Gustave Marchoul (1924-2015) : un graveur thudinien universel

Né à Liège, ayant vécu son enfance à Mons, installé plus tard au fin fond de la Botte du Hainaut, Gustave Marchoul a fini par élire Thuin comme son lieu de résidence et de travail. Rares furent les Thudiniens autant attachés à l’universalité de l’art et de la création. Sa vie durant, Marchoul n’a cessé, en pensée ou en voyage, de sonder les plus fondamentales expériences artistiques du passé et de son temps. Nourri de Rembrandt, chercheur infatigable dans les domaines du burin, de l’eau-forte, de la lithographie ou du bois, cet artiste s’est toujours montré en recherche des courants les plus novateurs ou les plus significatifs. Figuratif au début de sa carrière (la neige dans le pays de Chimay fut un sujet qu’il affectionna), Marchoul fut vite inspiré par un art abstrait qui dominait alors la scène moderne. Géométrique au début de sa création abstraite, il devint par la suite plus sensible à un expressionnisme vibrant dans de larges eaux-fortes en noir et blanc ou en couleurs qui firent de lui un des plus importants représentants de la gravure internationale. De nombreux prix tant en Belgique qu’à l’étranger vinrent d’ailleurs couronner ces recherches plastiques particulièrement innovantes. Par la suite, Marchoul, sensible aux variations stylistiques des années 70, en revint à une figuration mêlant techniques traditionnelles de gravure et procédés photomécaniques. Les années 80 furent pour lui l’occasion d’un retour à la lithographie et au bois imprimé en couleurs dans des séries où des paysages oniriques mais souvent très construits se mêlent à une transcription sensible d’une approche mystique qu’il ne cessa de pratiquer jusqu’à la fin de sa vie. Pendant de nombreuses décennies, Marchoul quitta ainsi sa terre thudinienne d’élection pour, en imagination, voyager au sein des créations contemporaines découvertes au hasard de ses infatigables lectures (sa bibliothèque était un univers impressionnant) mais aussi pour se rendre chaque semaine à l’Ecole de La Cambre, à Bruxelles, où il enseigna avec passion l’art de la gravure et de l’estampe. Plus tard, il devint un maître de stage très écouté, admiré et choyé par les élèves de l’Atelier du Livre de Mariemont. A travers l’exposition actuellement présentée au Centre culturel de Thuin, ses étudiants mariemontois ont décidé de rendre un hommage hautement mérité à ce Thudinien reçu à l’Académie et ayant mené l’art de la gravure dans les lieux intenses et universels de la création.

Pierre-Jean FOULON.

 

Gustave Marchoul et L’Atelier du Livre

Dès la création de l’Atelier en 1991, Gustave Marchoul, qui avait cessé depuis deux ans ses fonctions de professeur de gravure à l’Ecole de la Cambre à Bruxelles, a rejoint l’équipe des premiers formateurs. Avec autorité et compétence, il a mis en place un atelier professionnel et élaboré un plan de travail.

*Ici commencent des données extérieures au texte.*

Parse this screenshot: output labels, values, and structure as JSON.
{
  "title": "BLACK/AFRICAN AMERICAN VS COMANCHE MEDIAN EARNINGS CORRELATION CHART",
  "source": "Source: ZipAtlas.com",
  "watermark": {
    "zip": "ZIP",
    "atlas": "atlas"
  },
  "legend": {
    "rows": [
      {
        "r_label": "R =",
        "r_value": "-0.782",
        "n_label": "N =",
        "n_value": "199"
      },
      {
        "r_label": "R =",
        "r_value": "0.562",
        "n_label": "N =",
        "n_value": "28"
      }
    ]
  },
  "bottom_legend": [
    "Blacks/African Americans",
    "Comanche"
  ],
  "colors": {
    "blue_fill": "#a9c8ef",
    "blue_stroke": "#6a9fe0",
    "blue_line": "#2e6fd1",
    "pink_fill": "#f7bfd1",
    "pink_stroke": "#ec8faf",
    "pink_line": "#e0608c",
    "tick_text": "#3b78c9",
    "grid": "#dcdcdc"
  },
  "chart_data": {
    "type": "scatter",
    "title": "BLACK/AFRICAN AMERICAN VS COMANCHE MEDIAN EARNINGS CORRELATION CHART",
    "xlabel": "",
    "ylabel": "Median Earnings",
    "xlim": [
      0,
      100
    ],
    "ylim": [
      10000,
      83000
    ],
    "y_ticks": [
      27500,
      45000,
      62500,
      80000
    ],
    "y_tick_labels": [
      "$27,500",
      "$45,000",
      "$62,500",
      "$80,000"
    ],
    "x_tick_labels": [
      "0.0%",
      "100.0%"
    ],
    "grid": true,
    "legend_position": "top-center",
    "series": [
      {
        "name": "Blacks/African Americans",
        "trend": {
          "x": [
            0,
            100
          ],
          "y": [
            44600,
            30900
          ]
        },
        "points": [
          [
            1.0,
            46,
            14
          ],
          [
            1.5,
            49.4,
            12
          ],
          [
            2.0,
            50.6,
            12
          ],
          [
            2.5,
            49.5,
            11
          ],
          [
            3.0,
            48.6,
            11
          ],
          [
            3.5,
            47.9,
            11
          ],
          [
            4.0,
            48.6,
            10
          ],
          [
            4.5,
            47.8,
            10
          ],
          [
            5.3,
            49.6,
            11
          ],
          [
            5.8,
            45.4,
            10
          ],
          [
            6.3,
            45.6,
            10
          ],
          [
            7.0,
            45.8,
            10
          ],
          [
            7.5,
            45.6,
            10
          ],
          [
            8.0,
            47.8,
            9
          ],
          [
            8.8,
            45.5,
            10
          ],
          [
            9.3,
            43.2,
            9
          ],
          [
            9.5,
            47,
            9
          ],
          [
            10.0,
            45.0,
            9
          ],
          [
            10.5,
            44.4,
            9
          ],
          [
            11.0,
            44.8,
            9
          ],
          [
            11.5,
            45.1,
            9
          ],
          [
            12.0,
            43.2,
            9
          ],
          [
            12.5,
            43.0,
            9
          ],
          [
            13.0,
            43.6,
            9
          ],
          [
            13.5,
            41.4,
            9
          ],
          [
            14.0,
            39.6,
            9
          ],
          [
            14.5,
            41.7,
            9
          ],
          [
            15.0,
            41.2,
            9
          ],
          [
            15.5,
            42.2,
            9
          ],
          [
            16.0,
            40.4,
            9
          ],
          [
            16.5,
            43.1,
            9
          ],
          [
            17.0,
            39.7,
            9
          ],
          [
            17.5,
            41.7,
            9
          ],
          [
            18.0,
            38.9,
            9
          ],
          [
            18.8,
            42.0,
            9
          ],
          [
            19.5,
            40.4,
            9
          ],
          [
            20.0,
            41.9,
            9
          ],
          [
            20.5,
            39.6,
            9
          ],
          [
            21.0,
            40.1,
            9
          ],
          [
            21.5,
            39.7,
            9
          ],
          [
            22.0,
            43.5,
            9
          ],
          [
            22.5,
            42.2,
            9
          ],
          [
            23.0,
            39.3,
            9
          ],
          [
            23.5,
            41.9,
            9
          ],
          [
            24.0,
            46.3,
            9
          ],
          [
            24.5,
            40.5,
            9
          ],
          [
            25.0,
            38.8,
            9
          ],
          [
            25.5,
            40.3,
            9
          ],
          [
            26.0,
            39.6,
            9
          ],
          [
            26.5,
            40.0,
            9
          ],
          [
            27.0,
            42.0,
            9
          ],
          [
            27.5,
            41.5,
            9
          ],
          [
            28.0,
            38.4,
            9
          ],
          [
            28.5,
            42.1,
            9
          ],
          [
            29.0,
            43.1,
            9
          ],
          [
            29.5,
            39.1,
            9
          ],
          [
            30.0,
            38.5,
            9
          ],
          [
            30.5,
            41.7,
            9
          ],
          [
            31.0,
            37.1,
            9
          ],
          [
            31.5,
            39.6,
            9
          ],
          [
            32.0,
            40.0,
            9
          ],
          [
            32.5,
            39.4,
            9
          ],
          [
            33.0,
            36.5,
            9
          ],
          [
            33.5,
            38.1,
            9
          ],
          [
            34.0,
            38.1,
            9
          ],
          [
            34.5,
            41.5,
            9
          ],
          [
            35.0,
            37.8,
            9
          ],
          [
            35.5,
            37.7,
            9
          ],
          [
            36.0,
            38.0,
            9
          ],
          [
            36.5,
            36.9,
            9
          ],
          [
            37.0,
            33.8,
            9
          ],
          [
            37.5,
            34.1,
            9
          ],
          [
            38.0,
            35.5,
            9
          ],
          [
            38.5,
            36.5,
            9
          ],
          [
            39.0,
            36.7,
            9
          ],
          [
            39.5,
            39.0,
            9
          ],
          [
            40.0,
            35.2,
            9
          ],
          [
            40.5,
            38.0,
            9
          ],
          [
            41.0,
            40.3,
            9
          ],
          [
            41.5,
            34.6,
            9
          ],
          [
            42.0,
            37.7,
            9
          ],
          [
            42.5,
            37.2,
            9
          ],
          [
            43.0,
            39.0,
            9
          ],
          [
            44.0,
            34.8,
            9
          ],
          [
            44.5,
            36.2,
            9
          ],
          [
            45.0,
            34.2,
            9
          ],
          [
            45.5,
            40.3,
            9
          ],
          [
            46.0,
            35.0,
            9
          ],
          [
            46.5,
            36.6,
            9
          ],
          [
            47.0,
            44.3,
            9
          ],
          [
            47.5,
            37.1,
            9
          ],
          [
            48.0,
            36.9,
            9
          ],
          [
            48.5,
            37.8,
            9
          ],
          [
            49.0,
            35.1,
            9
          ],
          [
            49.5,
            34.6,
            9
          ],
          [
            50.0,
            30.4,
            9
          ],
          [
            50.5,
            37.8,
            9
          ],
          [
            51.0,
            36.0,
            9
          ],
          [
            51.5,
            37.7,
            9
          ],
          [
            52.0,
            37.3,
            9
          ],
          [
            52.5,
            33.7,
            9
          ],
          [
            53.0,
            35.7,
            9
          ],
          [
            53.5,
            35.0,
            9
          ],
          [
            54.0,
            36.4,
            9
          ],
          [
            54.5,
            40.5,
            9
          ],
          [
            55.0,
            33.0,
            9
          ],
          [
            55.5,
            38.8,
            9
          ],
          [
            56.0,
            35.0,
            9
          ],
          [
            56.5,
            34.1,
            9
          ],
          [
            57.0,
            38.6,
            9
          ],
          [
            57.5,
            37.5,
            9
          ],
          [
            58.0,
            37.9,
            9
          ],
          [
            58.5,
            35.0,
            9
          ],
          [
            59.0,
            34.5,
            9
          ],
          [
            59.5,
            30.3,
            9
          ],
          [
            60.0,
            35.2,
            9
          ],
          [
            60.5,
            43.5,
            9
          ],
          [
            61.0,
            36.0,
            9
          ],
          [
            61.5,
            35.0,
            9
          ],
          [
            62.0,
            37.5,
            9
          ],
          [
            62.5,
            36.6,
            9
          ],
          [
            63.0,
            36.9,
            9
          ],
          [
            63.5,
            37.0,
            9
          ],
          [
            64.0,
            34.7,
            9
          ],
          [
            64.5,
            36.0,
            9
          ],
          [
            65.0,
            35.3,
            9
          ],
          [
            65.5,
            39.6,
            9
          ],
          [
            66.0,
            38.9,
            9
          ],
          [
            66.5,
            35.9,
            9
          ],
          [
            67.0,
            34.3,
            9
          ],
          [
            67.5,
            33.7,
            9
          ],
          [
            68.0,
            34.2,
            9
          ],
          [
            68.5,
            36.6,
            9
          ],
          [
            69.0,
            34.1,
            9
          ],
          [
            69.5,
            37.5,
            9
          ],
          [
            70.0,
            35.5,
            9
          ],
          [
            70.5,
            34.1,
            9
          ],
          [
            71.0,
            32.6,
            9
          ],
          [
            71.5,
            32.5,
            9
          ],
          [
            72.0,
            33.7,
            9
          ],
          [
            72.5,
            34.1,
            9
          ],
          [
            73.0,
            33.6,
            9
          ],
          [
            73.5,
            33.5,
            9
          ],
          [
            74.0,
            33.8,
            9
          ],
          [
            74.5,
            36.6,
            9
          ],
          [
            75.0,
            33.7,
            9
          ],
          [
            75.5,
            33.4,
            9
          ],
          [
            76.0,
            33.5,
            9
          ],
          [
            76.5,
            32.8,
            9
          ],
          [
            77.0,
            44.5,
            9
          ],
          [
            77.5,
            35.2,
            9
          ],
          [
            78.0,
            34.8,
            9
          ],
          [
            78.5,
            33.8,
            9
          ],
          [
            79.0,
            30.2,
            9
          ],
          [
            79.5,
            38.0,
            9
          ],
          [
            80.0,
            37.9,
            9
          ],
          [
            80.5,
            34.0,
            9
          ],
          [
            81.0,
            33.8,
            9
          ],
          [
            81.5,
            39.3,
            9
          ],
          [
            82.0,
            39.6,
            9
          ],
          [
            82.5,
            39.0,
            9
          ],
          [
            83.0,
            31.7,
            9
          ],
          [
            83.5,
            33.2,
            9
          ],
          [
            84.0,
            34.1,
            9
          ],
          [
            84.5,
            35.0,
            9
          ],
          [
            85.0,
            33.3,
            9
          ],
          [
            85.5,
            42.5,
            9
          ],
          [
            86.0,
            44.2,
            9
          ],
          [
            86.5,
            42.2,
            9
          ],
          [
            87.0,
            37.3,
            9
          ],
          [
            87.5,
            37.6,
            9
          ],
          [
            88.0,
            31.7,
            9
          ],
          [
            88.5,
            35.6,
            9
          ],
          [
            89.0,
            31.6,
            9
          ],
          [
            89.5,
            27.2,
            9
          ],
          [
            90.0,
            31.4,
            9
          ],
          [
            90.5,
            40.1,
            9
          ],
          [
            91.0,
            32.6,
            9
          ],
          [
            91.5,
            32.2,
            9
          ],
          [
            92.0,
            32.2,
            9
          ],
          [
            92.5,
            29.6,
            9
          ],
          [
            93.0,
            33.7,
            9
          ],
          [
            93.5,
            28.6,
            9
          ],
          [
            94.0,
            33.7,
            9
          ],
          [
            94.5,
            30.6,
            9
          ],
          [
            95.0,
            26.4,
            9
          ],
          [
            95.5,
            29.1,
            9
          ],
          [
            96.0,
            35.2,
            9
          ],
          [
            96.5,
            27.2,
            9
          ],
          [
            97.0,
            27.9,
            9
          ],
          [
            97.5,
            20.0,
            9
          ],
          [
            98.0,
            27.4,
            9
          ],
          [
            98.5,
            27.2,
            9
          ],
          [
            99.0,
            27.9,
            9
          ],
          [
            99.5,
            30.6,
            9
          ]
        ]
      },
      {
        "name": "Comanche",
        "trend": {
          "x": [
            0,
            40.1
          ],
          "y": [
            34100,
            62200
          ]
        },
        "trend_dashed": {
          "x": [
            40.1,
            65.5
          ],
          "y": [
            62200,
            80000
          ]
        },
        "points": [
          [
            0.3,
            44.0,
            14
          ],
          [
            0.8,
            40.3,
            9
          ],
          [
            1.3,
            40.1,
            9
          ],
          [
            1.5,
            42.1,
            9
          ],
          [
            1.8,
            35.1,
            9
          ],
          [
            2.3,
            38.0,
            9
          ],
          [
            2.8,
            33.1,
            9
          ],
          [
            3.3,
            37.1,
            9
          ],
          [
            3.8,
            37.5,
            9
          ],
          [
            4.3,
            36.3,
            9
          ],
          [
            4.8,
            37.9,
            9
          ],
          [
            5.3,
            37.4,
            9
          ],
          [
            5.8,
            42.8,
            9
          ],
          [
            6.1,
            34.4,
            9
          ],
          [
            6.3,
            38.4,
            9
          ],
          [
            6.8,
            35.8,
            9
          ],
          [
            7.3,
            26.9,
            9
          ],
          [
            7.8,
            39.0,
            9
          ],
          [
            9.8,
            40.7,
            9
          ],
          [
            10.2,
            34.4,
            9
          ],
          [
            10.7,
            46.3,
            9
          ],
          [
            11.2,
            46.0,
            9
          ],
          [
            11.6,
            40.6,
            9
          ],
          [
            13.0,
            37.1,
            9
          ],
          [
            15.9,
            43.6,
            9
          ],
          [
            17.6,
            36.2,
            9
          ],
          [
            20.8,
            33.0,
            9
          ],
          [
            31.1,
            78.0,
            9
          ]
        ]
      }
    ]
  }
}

L’apprentissage des techniques de gravure est une discipline exigeante qui requiert de nombreuses heures de travail. A chaque technique correspondent différents modes d’expression plastique. En véritable chef d’atelier, Gustave Marchoul amenait chaque étudiant à trouver son mode d’expression personnel. Il transmettait généreusement aux stagiaires tous les secrets de sa remarquable maîtrise technique dans la préparation des plaques, l’utilisation des mordants, la composition des encres ou encore le réglage des presses. Cette générosité est d’autant plus exceptionnelle qu’elle est rare dans le domaine de la pédagogie artistique.

L’évocation de l’atelier de Gustave Marchoul serait incomplète sans évoquer les belles histoires d’amitié qui se sont tissées entre élèves et professeur. C’est autour d’un véritable « père de famille » que s’est construite une belle convivialité dans la mise en commun de tous les projets et le confrontation des démarches.

M-B Delattre.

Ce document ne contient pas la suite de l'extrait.